At least 10 dead from record cold that has blanketed South
ATLANTA — Snow, ice and a record-breaking blast of cold closed runways, highways, schools and government offices across the South and sent cars sliding off roads Wednesday in a corner of the country illequipped to deal with wintry weather. At least 10 people died, including a baby in a car that plunged off a slippery overpass into a Louisiana canal.
Icicles hung from a statue of jazz musicians in normally balmy New Orleans, and drivers unaccustomed to ice spun their wheels across Atlanta, which was brought to a near-standstill by little more than an inch of snow. The beach in Biloxi, Mississippi, got a light coating. And the University of North Carolina at Chapel Hill canceled classes as the storm unloaded at least 8 inches of snow in Durham and Greensboro.
Even the best drivers had trouble: Retired NASCAR champion Dale Earnhardt Jr. tweeted that he had just used his winch to help pull a car out of a ditch when he drove off the road and into a tree in North Carolina.
A spokesman said Mr. Earnhardt was not hurt and his pickup had only minor damage.
Though skies were sunny and bright in many places, temperatures remained below freezing throughout the day in much of the South. The mercury dropped to record lows overnight in several places in Alabama, Georgia, Louisiana and Mississippi. It was 21 degrees before dawn in New Orleans, breaking the city’s record of 23, set on the same date in 1977.
Thousands of schoolchildren and teachers got the day off. Many cities canceled meetings and court proceedings, and some businesses closed.
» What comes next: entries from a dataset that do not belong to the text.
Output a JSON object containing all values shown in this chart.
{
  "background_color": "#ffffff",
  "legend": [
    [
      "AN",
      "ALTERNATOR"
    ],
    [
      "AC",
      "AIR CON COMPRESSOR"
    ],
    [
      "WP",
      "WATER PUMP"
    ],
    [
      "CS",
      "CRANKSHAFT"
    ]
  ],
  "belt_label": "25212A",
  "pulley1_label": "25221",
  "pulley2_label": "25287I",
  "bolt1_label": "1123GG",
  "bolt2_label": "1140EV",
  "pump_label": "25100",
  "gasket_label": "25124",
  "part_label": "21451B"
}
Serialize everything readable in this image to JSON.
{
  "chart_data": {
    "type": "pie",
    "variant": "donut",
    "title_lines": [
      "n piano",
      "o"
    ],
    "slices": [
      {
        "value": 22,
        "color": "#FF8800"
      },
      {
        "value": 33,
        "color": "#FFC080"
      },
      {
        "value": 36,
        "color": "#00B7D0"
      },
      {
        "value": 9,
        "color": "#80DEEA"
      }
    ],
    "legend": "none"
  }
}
Slippery runways and the need to de-ice planes forced cancellations and delays in New Orleans; Memphis, Tennessee; and Raleigh-Durham, North Carolina. Electricity usage surged as people struggled to keep warm.
In Alabama, where some places got at least 3 inches of snow, dairy farmer Will Gilmer bundled up for the drive to his milking barn before daybreak in rural Lamar County, the thermometer reading 7 degrees.
“I probably had four layers on and then insulated coveralls and a heavy coat on over that. I made it OK except for my toes,” he said.